Eu não sou capaz de descrever com justiça a ereção que se formou em mim naquele momento. O que eu consigo descrever é como ela notou. Desceu uma das mãos sujas, me agarrou com firmeza e começou a movimentar o punho para cima e para baixo, me tingindo de marrom, sem o menor sinal de dúvida.

—Gostou? —perguntou, embora a resposta fosse óbvia—. Gostou do que eu faço com você?

—Sim —disse, e minha voz soou como a de outra pessoa—. Não para.

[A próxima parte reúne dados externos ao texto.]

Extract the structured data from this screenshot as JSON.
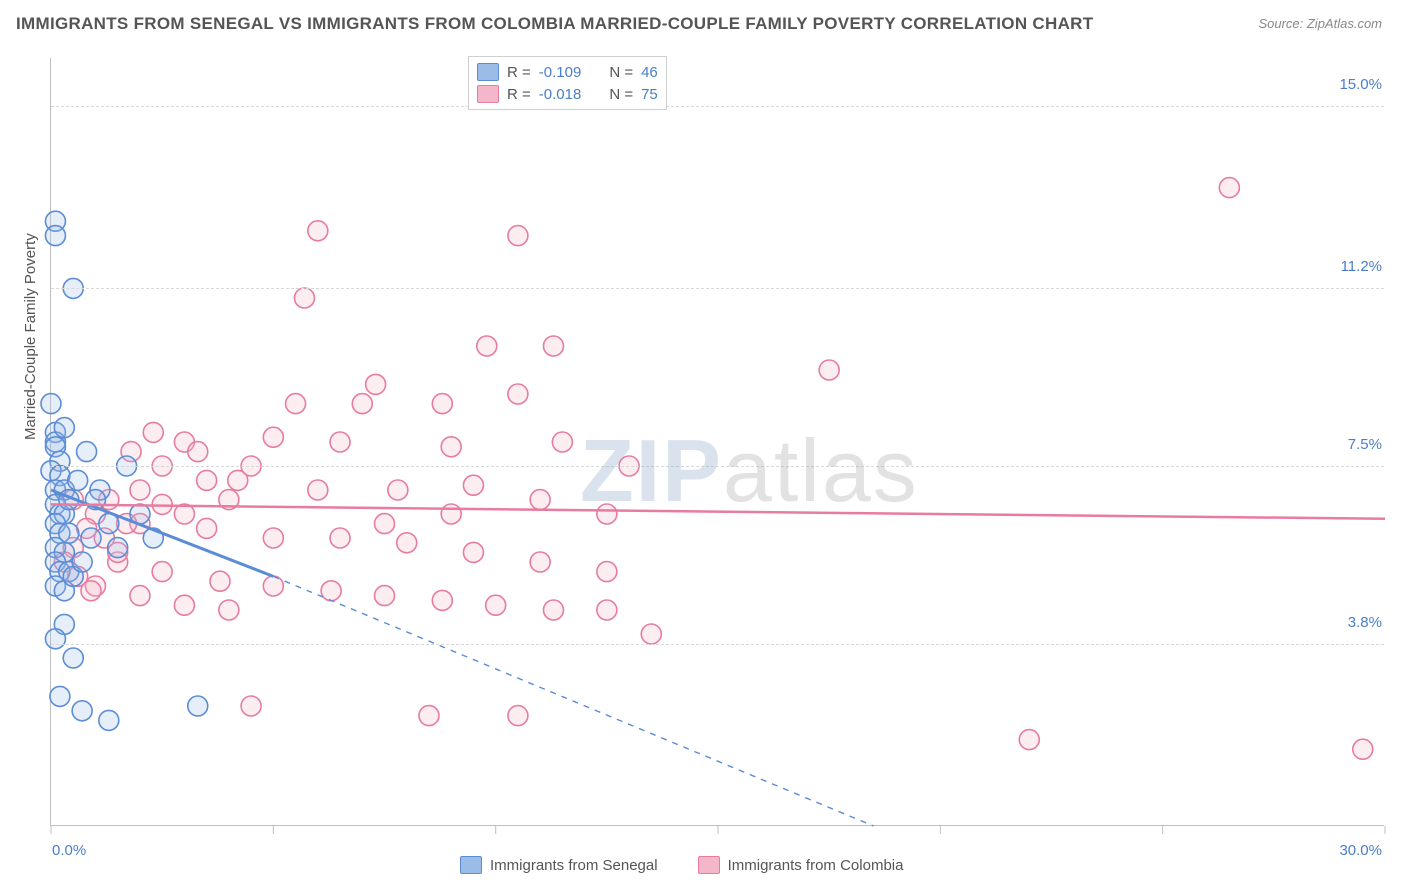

Ela levou a mão à boca primeiro, provando os dedos sem desviar os olhos do meu rosto, medindo minha reação, buscando o limite e confirmando que eu não tinha nenhum naquela noite. Depois se inclinou. Sua boca quente me envolveu por completo, indiferente a tudo, e o contraste entre a sujeira do jogo e a suavidade da língua me nublou a cabeça.

Juro que eu nem percebi o cheiro. Meu mundo tinha se reduzido àquela boca, àqueles olhos que me encaravam de baixo como se quisessem fotografar mentalmente cada segundo, àquelas mãos que seguravam meus quadris para que eu não fugisse.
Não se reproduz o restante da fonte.